To reproduce the Issue, you need to change the following lines in the “CPG_brain.py” of the template:

  • In line 59: 5*2 to 300 (number of populations)
  • in line 93: 80 to 30 (Excitatory neurons per population)
  • In line 94: 20 to 10 (Inhibitory neurons per population)

I do not think that this is an code/experiment specific issue, because increased amounts of neurons generally work. It just takes much longer for the simulation to start the more neurons are requested (e.g. for 40x40=1600 neurons the startup takes some time but still works in the end). However, at some size the simulation startup seems to freeze completely. Therefore, I think this is an scalability issue within the NRP.

Do you have any idea how I can circumvent this? Is it normal for the NRP that a NEST network with 2000+ neurons is too much? Do you know how Alexander managed to run this simulation? (I also asked him directly via email in parallel but have no response yet). What else can I try?

Thanks for your help!

Best regards,

P.S.: The simulations that got stuck at startup on the server I cannot stop. Similar to the issue I mentioned in my last thread.
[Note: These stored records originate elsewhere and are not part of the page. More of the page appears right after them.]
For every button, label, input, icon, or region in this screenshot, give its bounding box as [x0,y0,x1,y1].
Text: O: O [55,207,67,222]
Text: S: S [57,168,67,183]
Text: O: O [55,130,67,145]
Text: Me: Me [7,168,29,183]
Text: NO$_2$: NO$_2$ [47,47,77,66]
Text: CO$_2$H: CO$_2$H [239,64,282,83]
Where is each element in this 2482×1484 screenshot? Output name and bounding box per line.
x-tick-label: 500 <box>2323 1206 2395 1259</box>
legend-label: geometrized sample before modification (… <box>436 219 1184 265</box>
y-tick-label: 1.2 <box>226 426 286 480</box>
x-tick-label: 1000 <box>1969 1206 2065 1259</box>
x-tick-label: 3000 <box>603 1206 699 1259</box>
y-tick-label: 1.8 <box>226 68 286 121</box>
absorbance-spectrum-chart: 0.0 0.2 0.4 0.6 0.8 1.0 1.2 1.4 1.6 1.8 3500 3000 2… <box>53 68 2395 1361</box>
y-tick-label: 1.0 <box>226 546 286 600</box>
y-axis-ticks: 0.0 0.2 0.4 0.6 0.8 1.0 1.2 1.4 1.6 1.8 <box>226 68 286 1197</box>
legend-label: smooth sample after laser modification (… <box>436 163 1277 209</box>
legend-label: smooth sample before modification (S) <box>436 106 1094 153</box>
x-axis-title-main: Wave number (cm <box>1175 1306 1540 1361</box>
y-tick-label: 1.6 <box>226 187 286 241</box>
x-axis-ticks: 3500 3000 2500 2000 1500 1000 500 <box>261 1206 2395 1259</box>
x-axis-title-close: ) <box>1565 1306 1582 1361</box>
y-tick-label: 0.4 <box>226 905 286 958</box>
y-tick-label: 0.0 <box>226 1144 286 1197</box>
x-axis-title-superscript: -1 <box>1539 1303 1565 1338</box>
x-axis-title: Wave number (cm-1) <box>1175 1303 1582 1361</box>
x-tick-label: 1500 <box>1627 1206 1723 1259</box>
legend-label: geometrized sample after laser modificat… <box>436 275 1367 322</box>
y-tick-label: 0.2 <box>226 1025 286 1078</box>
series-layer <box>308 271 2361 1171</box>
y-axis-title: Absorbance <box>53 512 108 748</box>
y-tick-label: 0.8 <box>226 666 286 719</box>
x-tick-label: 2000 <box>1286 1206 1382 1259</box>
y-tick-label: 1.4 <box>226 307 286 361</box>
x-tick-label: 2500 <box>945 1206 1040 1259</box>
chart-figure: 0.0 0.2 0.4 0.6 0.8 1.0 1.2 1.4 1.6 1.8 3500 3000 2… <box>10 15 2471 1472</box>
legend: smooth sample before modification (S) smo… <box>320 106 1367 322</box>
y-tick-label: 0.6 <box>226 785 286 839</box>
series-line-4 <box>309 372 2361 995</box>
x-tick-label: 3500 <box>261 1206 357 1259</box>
It would be great if someone could again stop these simulations for me (and maybe fix the root cause…)


Hi ge69yed,
Just to let you know I’ve brought this up with the team and I will also bring it up at our weekly standup to see if anyone has any ideas regarding the neuron #, and if we can figure out a way to prevent the issue with stopping the sim.


Fyi, the issue is still being investigated by the dev team. The related ticket is


Update from my side:

I removed all PyNN dependencies and rewrote the whole network in pure NEST. As PyNN is incredibly inefficient when it comes to building larger networks, this reduced to creation-time for the network to < 60 seconds even for 12,000 Neurons (300 populations). So blocking at network creation is no issue anymore.

Unfortunately, now an HTTP 504 error occurs at roughly 1 min after launch.
I tested on 3 different clusters:

  • On the official NRP cluster this happens for > ~3,000 neurons
  • On my PC (docker, 16 core, 32GB RAM, 6GB VRAM) for > ~10,000 neurons
  • On a cluster @BenediktFeldotto provided (72 cores, idk how much RAM) for > ~18,000 neurons

A complete working simulation (at least in my docker) uses ~ 5GB of RAM so I assume its not a memory issue. VRAM usage and GPU utilisation is also pretty low, so I would rule out these too.

Within my docker, I took a look at /var/log/supervisor/ros-simulation-factory_app/ros-simulation-factory_app.out as well as ros-simulation-factory_app.err which both do not seems to throw any errors. My script just does not continue (crashes?) after some point without any error. Maybe, I am overlooking something. If you want I can provide the .out for a small (working) network and a big (crashing) network.


I see you updated the related ticket #300 as well. Perfect. We will investigate more.


Hello ge69yed,

Could you send us the content of the folder /var/log/supervisor/ and the experiment you are running as a zip? We’ll try to reproduce the issue. Please attach it to the Jira issue 300 (see above).



As I work with a VC script that modifies the experiment dynamically before launch, I uploaded a simplified hard-coded version. I do not think that makes a difference for the underlying issue we try to investigate. However, if it should be necessary I can make a simplified version of my VC code and upload that too.


Closed ticket as the fix will not be implemented (the Jira issue remains open though).